Czwartek, 1 kwietnia 2021
WydawcaMando
AutorJacek Koprowicz
Recenzent(to-rt)
Miejsce publikacjiKraków
Rok publikacji2020
Liczba stron432
Tekst pochodzi z numeru MLKMagazyn Literacki KSIĄŻKI 3/2021

Latem 1948 roku łódzkie harcerki przebywały na obozie wakacyjnym na Pomorzu. 18 lipca rano miały dotrzeć nad Bałtyk, po przepłynięciu łodziami jeziora Gardno. Rejs się opóźnił. Jedna z opiekunek wraz ze swoją grupą zrezygnowała, uznając wycieczkę za niebezpieczną. Pozostałe 42 osoby, w tym 36 dziewczynek, wypłynęły w podróż. Łodzie były przeciążone – mogły pomieścić maksymalnie 20 osób. Większa zaczęła przeciekać, niebawem motor odmówił posłuszeństwa. Jedynie dwie harcerki potrafiły pływać. Rozpaczliwe krzyki usłyszano na brzegu. Dzięki rybakom z pobliskiej wsi udało się uratować kilka tonących. Ciała pozostałych odnaleziono wkrótce – woda w jeziorze nie przekraczała dwu metrów głębokości. Kilka miesięcy potem odbył się proces. Winnych zaniedbań prowadzących do nieszczęśliwego wypadku ukarano.

Na kanwie tragedii sprzed 73 lat Jacek Koprowicz – ceniony reżyser filmowy dzieł nacechowanych metafizyką, takich jak „Medium”, „Alchemik”, „Łowca jasnowidzów” czy „Mistyfikacja” – buduje swą niepokojącą i niejednoznaczną narrację, wciągającą czytelników w toń.
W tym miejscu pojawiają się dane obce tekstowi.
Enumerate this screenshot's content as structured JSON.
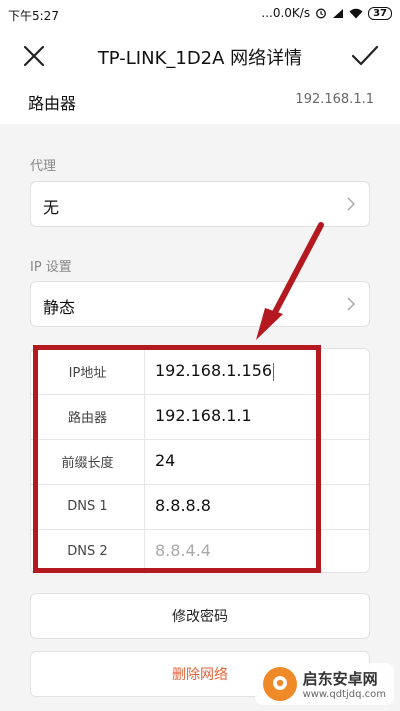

„Otchłań” to proza z pogranicza gatunków, światów i czasu. Zazębia beletrystykę z sensacją oraz literaturą religijną. Zaskakuje paranormalnym wątkiem wielkiej niewiadomej. Zapewne można odczytywać książkę na rozmaitych płaszczyznach. Dla mnie to przede wszystkim opowieść o miłości do ludzi i Boga. Skłaniająca do stawiania fundamentalnych pytań dotyczących wiary, przeznaczenia i możliwości wpływania na los.